Trump anunciou na sexta-feira uma mudança em temas migratórios e de recepção de refugiados para deter, afirmou, a eventual entrada no território americano "de terroristas islâmicos radicais".

Com isso, o presidente decidiu fechar as fronteiras do país para a entrada de refugiados por 120 dias e que não há prazo definido para o ingresso de refugiados que fogem do massacre na Síria. Nesse caso, a entrada em território americano foi suspensa indefinidamente.

O presidente Donald Trump também suspendeu a imigração de pessoas vindas de sete países com população predominantemente muçulmana. Os imigrantes cristãos estão fora dessa proibição: se eles declararem que são perseguidos em nações muçulmanas terão visto aprovado para entrar nos Estados Unidos.


Em uma declaração conjunta, a Organização Internacional para as Migrações (OIM) e a Agência da ONU para os Refugiados (ACNUR) recordam que o programa americano de reassentamento "é um dos mais importantes no mundo"


Os postos de realocação oferecidos por cada país "são vitais.

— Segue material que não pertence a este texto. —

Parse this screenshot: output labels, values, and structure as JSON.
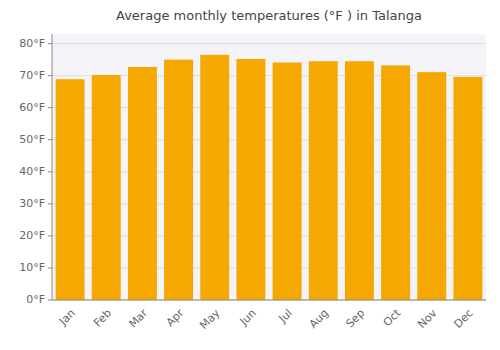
{
  "chart_data": {
    "type": "bar",
    "title": "Average monthly temperatures (°F ) in Talanga",
    "categories": [
      "Jan",
      "Feb",
      "Mar",
      "Apr",
      "May",
      "Jun",
      "Jul",
      "Aug",
      "Sep",
      "Oct",
      "Nov",
      "Dec"
    ],
    "values": [
      68.9,
      70.2,
      72.7,
      75.0,
      76.5,
      75.2,
      74.1,
      74.5,
      74.5,
      73.2,
      71.1,
      69.6
    ],
    "color": "#F5A800",
    "ylim": [
      0,
      83
    ],
    "yticks": [
      {
        "value": 0,
        "label": "0°F"
      },
      {
        "value": 10,
        "label": "10°F"
      },
      {
        "value": 20,
        "label": "20°F"
      },
      {
        "value": 30,
        "label": "30°F"
      },
      {
        "value": 40,
        "label": "40°F"
      },
      {
        "value": 50,
        "label": "50°F"
      },
      {
        "value": 60,
        "label": "60°F"
      },
      {
        "value": 70,
        "label": "70°F"
      },
      {
        "value": 80,
        "label": "80°F"
      }
    ],
    "grid": true
  }
}
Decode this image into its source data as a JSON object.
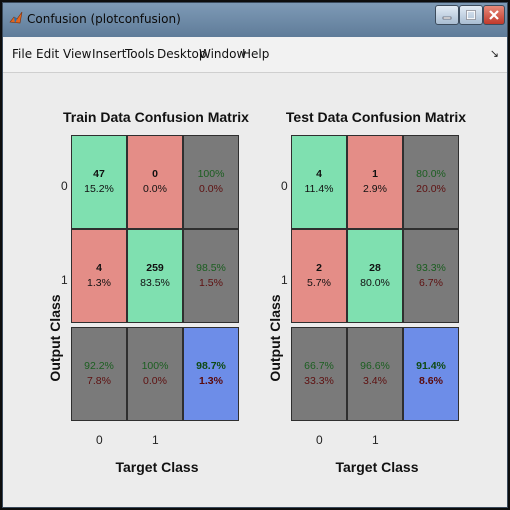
{
  "window": {
    "title": "Confusion (plotconfusion)"
  },
  "menu": {
    "items": [
      "File",
      "Edit",
      "View",
      "Insert",
      "Tools",
      "Desktop",
      "Window",
      "Help"
    ],
    "dock_glyph": "↘"
  },
  "colors": {
    "correct_cell": "#7fe0b0",
    "error_cell": "#e48d87",
    "summary_cell": "#7a7a7a",
    "overall_cell": "#6d8de8"
  },
  "chart_data": [
    {
      "type": "table",
      "title": "Train Data Confusion Matrix",
      "ylabel": "Output Class",
      "xlabel": "Target Class",
      "output_classes": [
        "0",
        "1"
      ],
      "target_classes": [
        "0",
        "1"
      ],
      "matrix": [
        [
          {
            "count": "47",
            "pct": "15.2%"
          },
          {
            "count": "0",
            "pct": "0.0%"
          },
          {
            "pct_correct": "100%",
            "pct_wrong": "0.0%"
          }
        ],
        [
          {
            "count": "4",
            "pct": "1.3%"
          },
          {
            "count": "259",
            "pct": "83.5%"
          },
          {
            "pct_correct": "98.5%",
            "pct_wrong": "1.5%"
          }
        ],
        [
          {
            "pct_correct": "92.2%",
            "pct_wrong": "7.8%"
          },
          {
            "pct_correct": "100%",
            "pct_wrong": "0.0%"
          },
          {
            "pct_correct": "98.7%",
            "pct_wrong": "1.3%"
          }
        ]
      ]
    },
    {
      "type": "table",
      "title": "Test Data Confusion Matrix",
      "ylabel": "Output Class",
      "xlabel": "Target Class",
      "output_classes": [
        "0",
        "1"
      ],
      "target_classes": [
        "0",
        "1"
      ],
      "matrix": [
        [
          {
            "count": "4",
            "pct": "11.4%"
          },
          {
            "count": "1",
            "pct": "2.9%"
          },
          {
            "pct_correct": "80.0%",
            "pct_wrong": "20.0%"
          }
        ],
        [
          {
            "count": "2",
            "pct": "5.7%"
          },
          {
            "count": "28",
            "pct": "80.0%"
          },
          {
            "pct_correct": "93.3%",
            "pct_wrong": "6.7%"
          }
        ],
        [
          {
            "pct_correct": "66.7%",
            "pct_wrong": "33.3%"
          },
          {
            "pct_correct": "96.6%",
            "pct_wrong": "3.4%"
          },
          {
            "pct_correct": "91.4%",
            "pct_wrong": "8.6%"
          }
        ]
      ]
    }
  ]
}
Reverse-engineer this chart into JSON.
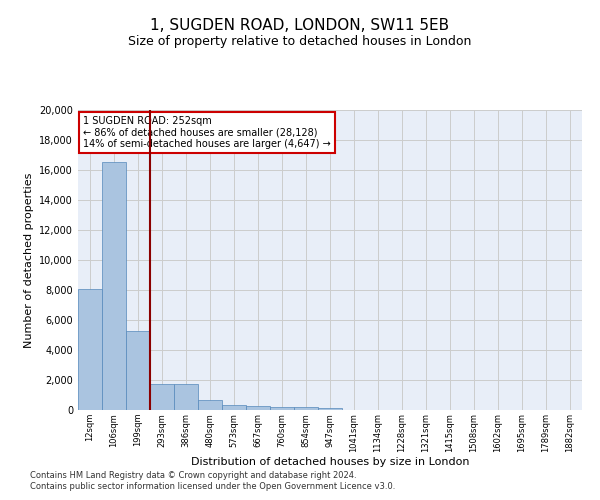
{
  "title": "1, SUGDEN ROAD, LONDON, SW11 5EB",
  "subtitle": "Size of property relative to detached houses in London",
  "xlabel": "Distribution of detached houses by size in London",
  "ylabel": "Number of detached properties",
  "footer_line1": "Contains HM Land Registry data © Crown copyright and database right 2024.",
  "footer_line2": "Contains public sector information licensed under the Open Government Licence v3.0.",
  "categories": [
    "12sqm",
    "106sqm",
    "199sqm",
    "293sqm",
    "386sqm",
    "480sqm",
    "573sqm",
    "667sqm",
    "760sqm",
    "854sqm",
    "947sqm",
    "1041sqm",
    "1134sqm",
    "1228sqm",
    "1321sqm",
    "1415sqm",
    "1508sqm",
    "1602sqm",
    "1695sqm",
    "1789sqm",
    "1882sqm"
  ],
  "values": [
    8100,
    16500,
    5300,
    1750,
    1750,
    650,
    330,
    260,
    210,
    190,
    160,
    0,
    0,
    0,
    0,
    0,
    0,
    0,
    0,
    0,
    0
  ],
  "bar_color": "#aac4e0",
  "bar_edge_color": "#5588bb",
  "vline_x": 2.5,
  "vline_color": "#8b0000",
  "annotation_text": "1 SUGDEN ROAD: 252sqm\n← 86% of detached houses are smaller (28,128)\n14% of semi-detached houses are larger (4,647) →",
  "annotation_box_color": "#ffffff",
  "annotation_box_edge_color": "#cc0000",
  "ylim": [
    0,
    20000
  ],
  "yticks": [
    0,
    2000,
    4000,
    6000,
    8000,
    10000,
    12000,
    14000,
    16000,
    18000,
    20000
  ],
  "grid_color": "#cccccc",
  "background_color": "#e8eef8",
  "title_fontsize": 11,
  "subtitle_fontsize": 9,
  "xlabel_fontsize": 8,
  "ylabel_fontsize": 8,
  "ytick_fontsize": 7,
  "xtick_fontsize": 6,
  "annotation_fontsize": 7,
  "footer_fontsize": 6
}
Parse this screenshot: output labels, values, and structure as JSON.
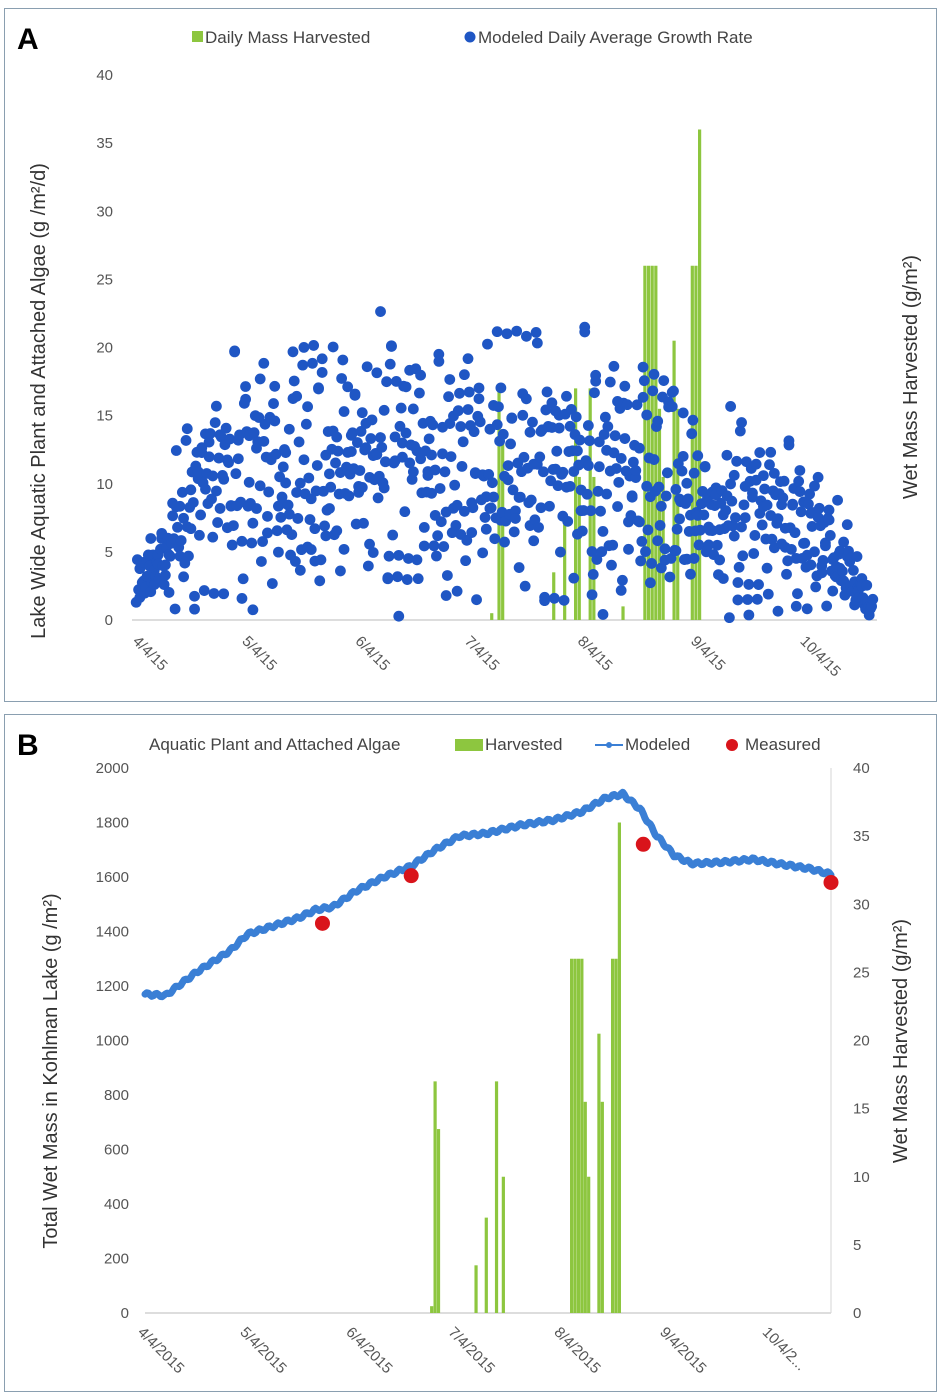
{
  "chart_data": [
    {
      "panel_label": "A",
      "type": "scatter",
      "legend": [
        "Daily Mass Harvested",
        "Modeled Daily Average Growth Rate"
      ],
      "legend_placement": "top",
      "ylabel_left": "Lake Wide Aquatic Plant and Attached Algae (g /m²/d)",
      "ylabel_right": "Wet Mass Harvested (g/m²)",
      "ylim": [
        0,
        40
      ],
      "yticks": [
        "0",
        "5",
        "10",
        "15",
        "20",
        "25",
        "30",
        "35",
        "40"
      ],
      "xticks": [
        "4/4/15",
        "5/4/15",
        "6/4/15",
        "7/4/15",
        "8/4/15",
        "9/4/15",
        "10/4/15"
      ],
      "xrange_days": [
        0,
        201
      ],
      "harvest_bars": [
        {
          "day": 97,
          "value": 0.5
        },
        {
          "day": 99,
          "value": 17
        },
        {
          "day": 100,
          "value": 14
        },
        {
          "day": 114,
          "value": 3.5
        },
        {
          "day": 117,
          "value": 7
        },
        {
          "day": 120,
          "value": 17
        },
        {
          "day": 121,
          "value": 10.5
        },
        {
          "day": 124,
          "value": 17
        },
        {
          "day": 125,
          "value": 10.5
        },
        {
          "day": 133,
          "value": 1
        },
        {
          "day": 139,
          "value": 26
        },
        {
          "day": 140,
          "value": 26
        },
        {
          "day": 141,
          "value": 26
        },
        {
          "day": 142,
          "value": 26
        },
        {
          "day": 143,
          "value": 15.5
        },
        {
          "day": 144,
          "value": 10.5
        },
        {
          "day": 147,
          "value": 20.5
        },
        {
          "day": 148,
          "value": 15.5
        },
        {
          "day": 152,
          "value": 26
        },
        {
          "day": 153,
          "value": 26
        },
        {
          "day": 154,
          "value": 36
        }
      ],
      "growth_envelope": [
        {
          "day": 0,
          "value": 5
        },
        {
          "day": 10,
          "value": 12
        },
        {
          "day": 20,
          "value": 20
        },
        {
          "day": 35,
          "value": 21
        },
        {
          "day": 50,
          "value": 22
        },
        {
          "day": 60,
          "value": 23
        },
        {
          "day": 70,
          "value": 22.5
        },
        {
          "day": 85,
          "value": 21
        },
        {
          "day": 100,
          "value": 22
        },
        {
          "day": 115,
          "value": 22
        },
        {
          "day": 130,
          "value": 21
        },
        {
          "day": 145,
          "value": 20
        },
        {
          "day": 155,
          "value": 15
        },
        {
          "day": 165,
          "value": 16
        },
        {
          "day": 175,
          "value": 15
        },
        {
          "day": 185,
          "value": 12
        },
        {
          "day": 192,
          "value": 9
        },
        {
          "day": 201,
          "value": 2
        }
      ],
      "colors": {
        "harvest": "#8dc63f",
        "growth": "#1f56c4"
      }
    },
    {
      "panel_label": "B",
      "type": "line",
      "legend": [
        "Aquatic Plant and Attached Algae",
        "Harvested",
        "Modeled",
        "Measured"
      ],
      "legend_placement": "top",
      "ylabel_left": "Total Wet Mass in Kohlman Lake (g /m²)",
      "ylabel_right": "Wet Mass Harvested (g/m²)",
      "ylim_left": [
        0,
        2000
      ],
      "ylim_right": [
        0,
        40
      ],
      "yticks_left": [
        "0",
        "200",
        "400",
        "600",
        "800",
        "1000",
        "1200",
        "1400",
        "1600",
        "1800",
        "2000"
      ],
      "yticks_right": [
        "0",
        "5",
        "10",
        "15",
        "20",
        "25",
        "30",
        "35",
        "40"
      ],
      "xticks": [
        "4/4/2015",
        "5/4/2015",
        "6/4/2015",
        "7/4/2015",
        "8/4/2015",
        "9/4/2015",
        "10/4/2..."
      ],
      "xrange_days": [
        0,
        201
      ],
      "modeled": [
        {
          "day": 0,
          "value": 1170
        },
        {
          "day": 6,
          "value": 1165
        },
        {
          "day": 15,
          "value": 1250
        },
        {
          "day": 25,
          "value": 1330
        },
        {
          "day": 30,
          "value": 1390
        },
        {
          "day": 40,
          "value": 1430
        },
        {
          "day": 45,
          "value": 1450
        },
        {
          "day": 50,
          "value": 1480
        },
        {
          "day": 55,
          "value": 1490
        },
        {
          "day": 62,
          "value": 1550
        },
        {
          "day": 70,
          "value": 1600
        },
        {
          "day": 78,
          "value": 1640
        },
        {
          "day": 85,
          "value": 1700
        },
        {
          "day": 92,
          "value": 1750
        },
        {
          "day": 100,
          "value": 1760
        },
        {
          "day": 110,
          "value": 1790
        },
        {
          "day": 120,
          "value": 1810
        },
        {
          "day": 128,
          "value": 1840
        },
        {
          "day": 135,
          "value": 1890
        },
        {
          "day": 140,
          "value": 1905
        },
        {
          "day": 145,
          "value": 1850
        },
        {
          "day": 150,
          "value": 1750
        },
        {
          "day": 155,
          "value": 1680
        },
        {
          "day": 160,
          "value": 1650
        },
        {
          "day": 162,
          "value": 1650
        },
        {
          "day": 170,
          "value": 1655
        },
        {
          "day": 178,
          "value": 1665
        },
        {
          "day": 185,
          "value": 1650
        },
        {
          "day": 195,
          "value": 1630
        },
        {
          "day": 201,
          "value": 1610
        }
      ],
      "measured": [
        {
          "day": 52,
          "value": 1430
        },
        {
          "day": 78,
          "value": 1605
        },
        {
          "day": 146,
          "value": 1720
        },
        {
          "day": 201,
          "value": 1580
        }
      ],
      "harvested": [
        {
          "day": 84,
          "value": 0.5
        },
        {
          "day": 85,
          "value": 17
        },
        {
          "day": 86,
          "value": 13.5
        },
        {
          "day": 97,
          "value": 3.5
        },
        {
          "day": 100,
          "value": 7
        },
        {
          "day": 103,
          "value": 17
        },
        {
          "day": 105,
          "value": 10
        },
        {
          "day": 125,
          "value": 26
        },
        {
          "day": 126,
          "value": 26
        },
        {
          "day": 127,
          "value": 26
        },
        {
          "day": 128,
          "value": 26
        },
        {
          "day": 129,
          "value": 15.5
        },
        {
          "day": 130,
          "value": 10
        },
        {
          "day": 133,
          "value": 20.5
        },
        {
          "day": 134,
          "value": 15.5
        },
        {
          "day": 137,
          "value": 26
        },
        {
          "day": 138,
          "value": 26
        },
        {
          "day": 139,
          "value": 36
        }
      ],
      "colors": {
        "harvested": "#8dc63f",
        "modeled": "#3a7fd5",
        "measured": "#d9141b"
      }
    }
  ]
}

A OIM e o ACNUR esperam que os Estados Unidos continuem desempenhando seu papel importante de líder e prossigam com sua longa tradição de proteção aos que fogem dos conflitos e das perseguições", completa o comunicado.


As duas agências responsáveis pelos migrantes e refugiados recordam ainda a Trump um princípio básico: "Estamos profundamente convencidos de que os refugiados devem receber un tratamento equitativo e oportunidades de reassentamento, independente de sua religião, nacionalidade ou raça".


A OIM e o ACNUR afirmam estar dispostos a "seguir trabalhando ativamente e de forma construtiva com o governo americano, como há décadas, para proteger os que mais necessitam".